At the stage of step S101, since the schedule has not been determined, nothing is displayed in a task duration report display field 254 and a schedule display field 255 of the input image G1. Also, in FIG. 20, a request button 256, which is to be selected by the user when requesting a new recipe proposal, is indicated by a broken line because it cannot be selected by the user at the stage of step S101. A confirmation button 257, which is to be selected after the user checks a tentatively determined schedule, is also indicated by a broken line because it cannot be selected by the user at the stage of step S101.

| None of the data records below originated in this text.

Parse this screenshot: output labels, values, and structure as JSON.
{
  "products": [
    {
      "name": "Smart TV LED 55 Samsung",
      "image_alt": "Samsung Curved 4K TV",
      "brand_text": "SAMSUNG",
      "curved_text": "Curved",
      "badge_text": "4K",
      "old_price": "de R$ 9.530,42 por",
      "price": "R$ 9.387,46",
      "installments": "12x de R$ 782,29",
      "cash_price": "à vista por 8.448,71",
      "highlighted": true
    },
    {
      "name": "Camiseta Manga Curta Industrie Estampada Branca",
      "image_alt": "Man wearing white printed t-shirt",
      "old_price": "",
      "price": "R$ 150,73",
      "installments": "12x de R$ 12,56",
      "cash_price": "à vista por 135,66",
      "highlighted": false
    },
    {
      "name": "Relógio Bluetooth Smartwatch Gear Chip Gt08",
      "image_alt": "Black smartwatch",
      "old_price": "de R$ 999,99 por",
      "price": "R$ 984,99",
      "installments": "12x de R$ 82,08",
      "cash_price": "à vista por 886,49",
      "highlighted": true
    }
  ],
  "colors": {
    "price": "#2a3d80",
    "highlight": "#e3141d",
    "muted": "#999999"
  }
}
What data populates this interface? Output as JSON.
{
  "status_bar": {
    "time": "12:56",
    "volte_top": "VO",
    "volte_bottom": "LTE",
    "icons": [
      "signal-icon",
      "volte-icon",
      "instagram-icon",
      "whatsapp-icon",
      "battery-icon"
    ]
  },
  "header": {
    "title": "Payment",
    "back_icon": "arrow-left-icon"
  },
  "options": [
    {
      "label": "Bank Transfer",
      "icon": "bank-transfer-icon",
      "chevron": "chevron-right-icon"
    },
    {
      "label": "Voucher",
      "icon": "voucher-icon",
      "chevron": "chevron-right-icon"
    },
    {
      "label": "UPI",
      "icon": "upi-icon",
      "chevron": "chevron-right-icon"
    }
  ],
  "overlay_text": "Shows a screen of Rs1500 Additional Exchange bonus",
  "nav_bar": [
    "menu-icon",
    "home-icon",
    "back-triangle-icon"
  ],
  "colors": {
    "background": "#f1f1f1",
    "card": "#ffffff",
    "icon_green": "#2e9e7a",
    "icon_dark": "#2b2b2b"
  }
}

FIG. 21 is a diagram showing an example of an input image displayed on the output device when it is determined at step S105 shown in FIG. 18 that there is missing data. At step S102 shown in FIG. 18, the recipe analysis unit 21 analyzes the measurement recipe. At step S103, the related data identification unit 22 determines, based on the job information and the data available in the database 16, whether there is any other related data necessary to update the ML model 32. When there is necessary related data, at step S105, the data collection unit 23 causes the user terminal 7 to display a pop-up image requesting additional data.
In one example of a pop-up image, as shown in FIG. 21, a pop-up image 261 is displayed on the output device 106 requesting the user to add other data. As shown in the input image G2, the pop-up image 261 is displayed over the input image G1 shown in FIG. 20. In the example shown in FIG. 21, other data that needs to be input is data relating to two tasks of “evacuation” and “stage vibration damping.” When the task is “evacuation,” input of a vacuum pump model value and required time is requested. The vacuum pump model is specified by a value such as “A353.” The required time is the time from when evacuation of the vacuum chamber 181 starts until the pressure in the vacuum chamber 181 reaches the vacuum level Pr0. When the task is “stage vibration damping,” input of a sample weight value and required time is requested. The sample weight may be a value such as “30 g,” for example. The required time is the waiting time between when the stage 182 stops moving and when the vibration of the stage 182 is damped.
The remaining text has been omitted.